The gap between asking price and selling price for some of London’s most expensive homes has hit a 10-year high, with properties selling for an average discount of around 10%.
Last year, according to the latest figures from research company LonRes, properties in some of London’s most high-end postcodes had their asking prices lowered by an average of 10% before they were sold – which is the largest discount seen since 2008.
The prime central areas looked at in the data include parts Kensington and Chelsea, Canary Wharf, Richmond and Hampstead. Even outside these top-priced areas, the average amount that sellers have been forced to drop from their asking price is more than 9%.
Where vendors haven’t reduced their prices, many properties have been withdrawn from the market, meaning sales transactions have also fallen. In central London over 2017, the number of homes sold was down 3.6% on the previous year. In the final quarter of last year, of all the homes that left the market, more than half were withdrawn rather than sold.
LonRes head of research Marcus Dixon said: “People are going in with relatively cheeky offers, and sellers are accepting them. There’s a bit of realism creeping in about what properties are worth.”
Hikes and dips across the UK
After enjoying many years of a booming market, London property prices have been levelling off for several months now as transactions begin to plateau and investors start to look elsewhere to make the best yields and capital gains.

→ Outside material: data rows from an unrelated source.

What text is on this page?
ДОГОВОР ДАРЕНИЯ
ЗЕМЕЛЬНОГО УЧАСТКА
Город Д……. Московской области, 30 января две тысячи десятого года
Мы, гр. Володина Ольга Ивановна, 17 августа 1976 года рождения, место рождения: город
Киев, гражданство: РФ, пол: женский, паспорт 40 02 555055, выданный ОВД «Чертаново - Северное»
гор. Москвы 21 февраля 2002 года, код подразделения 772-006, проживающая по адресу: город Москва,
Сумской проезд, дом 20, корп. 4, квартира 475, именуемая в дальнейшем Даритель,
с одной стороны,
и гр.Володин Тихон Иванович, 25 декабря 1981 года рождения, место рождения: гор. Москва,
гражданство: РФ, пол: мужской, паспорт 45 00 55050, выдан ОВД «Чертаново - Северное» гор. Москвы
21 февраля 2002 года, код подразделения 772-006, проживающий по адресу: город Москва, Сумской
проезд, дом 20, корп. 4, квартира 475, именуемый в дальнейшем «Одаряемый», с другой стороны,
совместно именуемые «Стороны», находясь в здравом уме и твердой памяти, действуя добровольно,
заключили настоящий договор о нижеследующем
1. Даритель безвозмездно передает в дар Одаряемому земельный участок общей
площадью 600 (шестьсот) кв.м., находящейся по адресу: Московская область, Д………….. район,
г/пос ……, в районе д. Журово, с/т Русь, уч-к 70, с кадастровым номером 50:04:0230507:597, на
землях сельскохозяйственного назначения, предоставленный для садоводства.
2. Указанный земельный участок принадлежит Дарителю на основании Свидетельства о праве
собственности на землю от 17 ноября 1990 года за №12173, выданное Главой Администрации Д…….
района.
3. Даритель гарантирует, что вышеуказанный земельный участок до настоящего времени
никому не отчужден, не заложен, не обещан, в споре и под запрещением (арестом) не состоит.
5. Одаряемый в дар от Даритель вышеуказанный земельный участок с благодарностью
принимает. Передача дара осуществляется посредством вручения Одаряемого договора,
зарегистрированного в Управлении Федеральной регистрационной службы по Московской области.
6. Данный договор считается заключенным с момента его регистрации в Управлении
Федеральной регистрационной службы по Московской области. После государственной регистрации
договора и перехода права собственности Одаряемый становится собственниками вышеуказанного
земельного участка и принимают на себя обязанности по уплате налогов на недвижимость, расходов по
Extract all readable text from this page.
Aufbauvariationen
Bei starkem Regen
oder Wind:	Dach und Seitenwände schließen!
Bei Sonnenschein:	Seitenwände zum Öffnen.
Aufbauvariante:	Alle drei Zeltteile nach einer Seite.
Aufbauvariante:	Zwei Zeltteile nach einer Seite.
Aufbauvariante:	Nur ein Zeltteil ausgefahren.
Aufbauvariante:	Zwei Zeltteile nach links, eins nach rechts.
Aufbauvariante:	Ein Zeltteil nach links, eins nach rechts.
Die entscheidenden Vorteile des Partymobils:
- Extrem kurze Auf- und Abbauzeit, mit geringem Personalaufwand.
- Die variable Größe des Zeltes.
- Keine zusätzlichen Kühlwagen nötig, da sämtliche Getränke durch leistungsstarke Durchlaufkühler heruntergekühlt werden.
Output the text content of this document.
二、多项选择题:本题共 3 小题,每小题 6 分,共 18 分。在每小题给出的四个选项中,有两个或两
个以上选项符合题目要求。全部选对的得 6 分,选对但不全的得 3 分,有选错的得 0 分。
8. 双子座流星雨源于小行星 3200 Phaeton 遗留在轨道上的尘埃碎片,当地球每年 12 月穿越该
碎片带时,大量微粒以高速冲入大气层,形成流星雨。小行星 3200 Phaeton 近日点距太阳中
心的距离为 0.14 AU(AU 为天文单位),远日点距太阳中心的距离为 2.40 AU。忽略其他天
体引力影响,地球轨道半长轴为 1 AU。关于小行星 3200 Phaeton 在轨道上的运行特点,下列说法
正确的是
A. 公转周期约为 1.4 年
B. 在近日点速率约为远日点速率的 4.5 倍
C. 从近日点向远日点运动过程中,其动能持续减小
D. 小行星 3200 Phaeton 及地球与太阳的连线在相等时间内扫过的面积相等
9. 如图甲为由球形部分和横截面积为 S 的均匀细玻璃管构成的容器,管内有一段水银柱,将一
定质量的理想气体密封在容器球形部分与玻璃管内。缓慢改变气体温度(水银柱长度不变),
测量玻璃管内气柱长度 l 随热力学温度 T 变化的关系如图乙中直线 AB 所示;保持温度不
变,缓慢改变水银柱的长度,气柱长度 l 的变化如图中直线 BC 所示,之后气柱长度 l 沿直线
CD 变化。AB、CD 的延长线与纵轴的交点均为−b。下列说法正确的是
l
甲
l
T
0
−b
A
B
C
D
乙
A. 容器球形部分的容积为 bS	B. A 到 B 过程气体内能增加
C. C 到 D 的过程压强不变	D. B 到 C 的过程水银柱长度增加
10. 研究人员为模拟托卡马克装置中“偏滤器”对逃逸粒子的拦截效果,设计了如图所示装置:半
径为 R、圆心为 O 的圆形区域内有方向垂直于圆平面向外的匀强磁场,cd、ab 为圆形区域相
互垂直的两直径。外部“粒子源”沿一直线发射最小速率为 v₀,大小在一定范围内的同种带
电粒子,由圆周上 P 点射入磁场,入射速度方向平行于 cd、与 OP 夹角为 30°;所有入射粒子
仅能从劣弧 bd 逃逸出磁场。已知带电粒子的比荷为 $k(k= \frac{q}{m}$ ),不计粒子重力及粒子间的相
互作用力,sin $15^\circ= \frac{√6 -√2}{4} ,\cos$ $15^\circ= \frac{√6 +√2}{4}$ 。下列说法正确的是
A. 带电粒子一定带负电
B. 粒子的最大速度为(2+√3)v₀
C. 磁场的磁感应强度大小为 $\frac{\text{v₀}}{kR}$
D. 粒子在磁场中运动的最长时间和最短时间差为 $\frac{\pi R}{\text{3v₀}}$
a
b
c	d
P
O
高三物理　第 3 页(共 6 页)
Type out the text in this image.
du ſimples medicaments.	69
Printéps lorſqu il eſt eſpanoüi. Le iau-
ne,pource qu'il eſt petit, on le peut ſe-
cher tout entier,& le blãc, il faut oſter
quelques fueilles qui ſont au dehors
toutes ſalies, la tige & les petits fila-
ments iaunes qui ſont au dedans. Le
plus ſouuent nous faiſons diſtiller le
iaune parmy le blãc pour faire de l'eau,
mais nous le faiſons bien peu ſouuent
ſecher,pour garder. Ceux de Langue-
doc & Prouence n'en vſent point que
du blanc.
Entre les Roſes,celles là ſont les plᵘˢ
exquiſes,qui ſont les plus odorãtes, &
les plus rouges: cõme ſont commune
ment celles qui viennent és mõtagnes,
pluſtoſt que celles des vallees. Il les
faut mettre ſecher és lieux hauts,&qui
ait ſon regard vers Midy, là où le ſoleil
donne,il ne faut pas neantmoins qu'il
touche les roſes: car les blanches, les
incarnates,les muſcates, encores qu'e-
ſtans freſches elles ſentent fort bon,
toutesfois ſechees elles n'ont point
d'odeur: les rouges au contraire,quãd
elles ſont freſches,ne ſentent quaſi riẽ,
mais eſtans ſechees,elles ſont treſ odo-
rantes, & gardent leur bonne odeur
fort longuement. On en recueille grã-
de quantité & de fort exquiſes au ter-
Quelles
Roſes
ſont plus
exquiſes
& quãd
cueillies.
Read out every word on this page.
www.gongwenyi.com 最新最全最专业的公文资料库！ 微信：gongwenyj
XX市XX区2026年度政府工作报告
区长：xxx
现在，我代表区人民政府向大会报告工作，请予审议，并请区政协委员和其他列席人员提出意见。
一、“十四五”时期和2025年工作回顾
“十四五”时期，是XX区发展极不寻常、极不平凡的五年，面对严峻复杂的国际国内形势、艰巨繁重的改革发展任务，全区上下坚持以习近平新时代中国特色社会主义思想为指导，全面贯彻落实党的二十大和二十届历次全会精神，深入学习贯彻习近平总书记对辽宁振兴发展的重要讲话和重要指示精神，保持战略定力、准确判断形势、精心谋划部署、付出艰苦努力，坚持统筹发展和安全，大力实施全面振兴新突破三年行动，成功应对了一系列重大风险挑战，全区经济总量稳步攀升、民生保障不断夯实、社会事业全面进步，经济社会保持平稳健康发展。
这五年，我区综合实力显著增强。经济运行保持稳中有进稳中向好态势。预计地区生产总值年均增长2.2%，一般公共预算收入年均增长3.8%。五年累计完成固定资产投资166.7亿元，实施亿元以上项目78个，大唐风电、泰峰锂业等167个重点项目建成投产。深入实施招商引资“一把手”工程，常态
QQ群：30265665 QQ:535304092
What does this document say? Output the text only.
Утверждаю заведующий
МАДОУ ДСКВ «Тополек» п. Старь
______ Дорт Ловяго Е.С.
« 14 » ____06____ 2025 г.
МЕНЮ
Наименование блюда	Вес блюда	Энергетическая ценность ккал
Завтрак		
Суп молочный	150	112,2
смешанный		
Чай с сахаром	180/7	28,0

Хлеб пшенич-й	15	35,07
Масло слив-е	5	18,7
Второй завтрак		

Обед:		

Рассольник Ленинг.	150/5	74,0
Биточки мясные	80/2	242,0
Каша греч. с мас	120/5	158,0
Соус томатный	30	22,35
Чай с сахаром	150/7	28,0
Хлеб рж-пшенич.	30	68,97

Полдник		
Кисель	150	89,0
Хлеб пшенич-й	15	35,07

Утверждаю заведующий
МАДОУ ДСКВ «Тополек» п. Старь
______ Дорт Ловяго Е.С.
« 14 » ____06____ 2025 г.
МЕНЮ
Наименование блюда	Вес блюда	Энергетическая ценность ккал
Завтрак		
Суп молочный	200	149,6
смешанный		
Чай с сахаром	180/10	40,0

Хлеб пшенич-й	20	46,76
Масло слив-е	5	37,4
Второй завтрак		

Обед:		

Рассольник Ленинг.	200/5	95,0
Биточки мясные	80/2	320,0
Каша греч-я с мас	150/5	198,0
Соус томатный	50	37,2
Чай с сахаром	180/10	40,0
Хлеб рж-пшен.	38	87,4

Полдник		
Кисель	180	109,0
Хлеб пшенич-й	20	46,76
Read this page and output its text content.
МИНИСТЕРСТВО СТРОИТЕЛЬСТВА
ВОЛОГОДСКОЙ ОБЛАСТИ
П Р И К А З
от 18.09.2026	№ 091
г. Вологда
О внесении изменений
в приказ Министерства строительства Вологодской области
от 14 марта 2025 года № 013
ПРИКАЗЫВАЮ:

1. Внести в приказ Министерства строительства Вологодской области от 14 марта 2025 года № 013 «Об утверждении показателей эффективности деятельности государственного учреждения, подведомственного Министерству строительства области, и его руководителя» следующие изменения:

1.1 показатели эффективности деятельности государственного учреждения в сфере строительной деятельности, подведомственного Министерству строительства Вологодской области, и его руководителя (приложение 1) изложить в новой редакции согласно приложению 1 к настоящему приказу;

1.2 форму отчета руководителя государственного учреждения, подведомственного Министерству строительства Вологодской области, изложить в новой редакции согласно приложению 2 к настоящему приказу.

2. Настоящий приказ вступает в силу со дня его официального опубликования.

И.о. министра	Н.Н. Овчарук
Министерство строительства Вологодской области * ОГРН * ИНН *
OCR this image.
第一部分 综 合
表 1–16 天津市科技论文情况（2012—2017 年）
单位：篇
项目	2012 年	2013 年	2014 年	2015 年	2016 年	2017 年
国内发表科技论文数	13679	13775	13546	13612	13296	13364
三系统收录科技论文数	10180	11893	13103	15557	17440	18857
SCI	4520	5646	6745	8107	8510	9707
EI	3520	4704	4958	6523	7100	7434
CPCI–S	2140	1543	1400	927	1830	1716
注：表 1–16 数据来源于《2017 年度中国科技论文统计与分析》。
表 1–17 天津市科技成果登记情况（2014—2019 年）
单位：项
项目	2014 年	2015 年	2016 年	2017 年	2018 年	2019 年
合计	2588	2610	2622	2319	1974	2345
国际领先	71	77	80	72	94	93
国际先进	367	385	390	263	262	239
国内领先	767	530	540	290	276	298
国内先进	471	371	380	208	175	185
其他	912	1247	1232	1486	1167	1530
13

The latest figures from the Royal Institution of Chartered Accountants (RICS) show that there is still a great disparity between price behaviour in London and the south-east compared with the rest of the country. It reported growth in areas such as the north-west, the Midlands, Wales and Northern Ireland in January, while the capital’s market shrank.
RICS chief economist Simon Rubinsohn said: “Challenges over affordability may have grown across the UK but they are clearly having a bigger impact in some parts of the country than others.
“This is clearly evident in the sales expectations figures which still remain in positive territory in more than half of the areas surveyed in the report.”